Ambulatory phlebectomy is a surgical procedure for removal of bulging varicose veins, carried out in an outpatient setting. It is usually performed in conjunction with an endovenous ablation procedure to eliminate an underlying source of venous hypertension. The varicose veins are mapped visually with the patient standing, using an indelible marker. The patient is then placed on the operating table and a more precise map is generated with a transillumination tool, the Veinlite. This preop mapping is important because tilting the operating table with the head down during the ablation causes the veins to collapse, making visualization more difficult. Local “tumescent” anesthesia is a dilute solution of lidocaine and epinephrine in saline. It can be used to anesthetize large areas without a toxic effect. The epinephrine reduces bleeding and prolongs the anesthetic effect of the lidocaine. Unless the patient has a phobia for needles or is extremely nervous about the procedure, oral sedatives are not needed.

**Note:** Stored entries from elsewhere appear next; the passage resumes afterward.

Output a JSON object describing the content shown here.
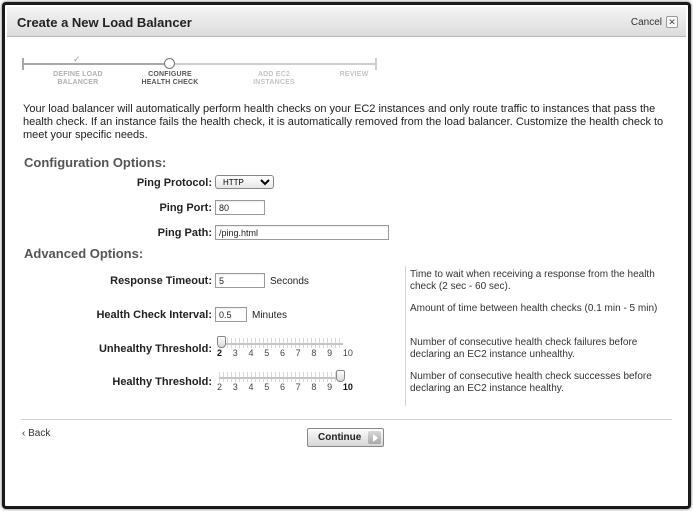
{
  "dialog": {
    "title": "Create a New Load Balancer",
    "cancel_label": "Cancel",
    "cancel_icon": "close-icon"
  },
  "wizard": {
    "steps": [
      {
        "label_line1": "DEFINE LOAD",
        "label_line2": "BALANCER",
        "state": "done"
      },
      {
        "label_line1": "CONFIGURE",
        "label_line2": "HEALTH CHECK",
        "state": "current"
      },
      {
        "label_line1": "ADD EC2",
        "label_line2": "INSTANCES",
        "state": "upcoming"
      },
      {
        "label_line1": "REVIEW",
        "label_line2": "",
        "state": "upcoming"
      }
    ],
    "done_icon": "check-icon"
  },
  "intro": "Your load balancer will automatically perform health checks on your EC2 instances and only route traffic to instances that pass the health check. If an instance fails the health check, it is automatically removed from the load balancer. Customize the health check to meet your specific needs.",
  "config": {
    "heading": "Configuration Options:",
    "ping_protocol_label": "Ping Protocol:",
    "ping_protocol_value": "HTTP",
    "ping_port_label": "Ping Port:",
    "ping_port_value": "80",
    "ping_path_label": "Ping Path:",
    "ping_path_value": "/ping.html"
  },
  "advanced": {
    "heading": "Advanced Options:",
    "response_timeout_label": "Response Timeout:",
    "response_timeout_value": "5",
    "response_timeout_unit": "Seconds",
    "response_timeout_help": "Time to wait when receiving a response from the health check (2 sec - 60 sec).",
    "interval_label": "Health Check Interval:",
    "interval_value": "0.5",
    "interval_unit": "Minutes",
    "interval_help": "Amount of time between health checks (0.1 min - 5 min)",
    "unhealthy_label": "Unhealthy Threshold:",
    "unhealthy_value": 2,
    "unhealthy_help": "Number of consecutive health check failures before declaring an EC2 instance unhealthy.",
    "healthy_label": "Healthy Threshold:",
    "healthy_value": 10,
    "healthy_help": "Number of consecutive health check successes before declaring an EC2 instance healthy.",
    "scale": [
      "2",
      "3",
      "4",
      "5",
      "6",
      "7",
      "8",
      "9",
      "10"
    ]
  },
  "footer": {
    "back_label": "‹ Back",
    "continue_label": "Continue",
    "continue_icon": "arrow-right-icon"
  }
}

The varicose veins are accessed through 1-2 mm incisions, through which the veins are extracted, using a tiny hook.
The varicose veins are accessed through 1-2 mm incisions, through which the veins are extracted, using a tiny hook. The loop of vein is then pulled with fine hemostat clamps with gentle traction, until it breaks. The two cut ends of the vein then retract under the skin. There should be minimal blood in the vein because most of it drains when the table is angled with the head down. The epinephrine also helps minimize bleeding. I prefer to make round incisions with a 1 mm punch. These remain open longer than linear incisions. A compression stocking is applied, gauze pads are placed over the phlebectomy sites, and these are held in place with tightly wrapped Ace bandage. The stocking and gauze bandages are applied while the patient’s head is down, so blood is prevented from flowing back into the veins when the patient stands. This steady compression “squeezes" blood deep to the incisions out through the holes and into the gauze. This greatly reduces bruising and post-procedure pain. The patient wears the stocking and dressings for 2-3 days, after which they are removed. Patients are advised to avoid hot baths and high intensity leg exercises for 1 week, after which there are no restrictions. The wounds are checked after 2 weeks, or sooner if the phlebectomy was performed with an ablation. Narcotic analgesics are almost never required, and only 10% of our patients use an NSAID for pain relief.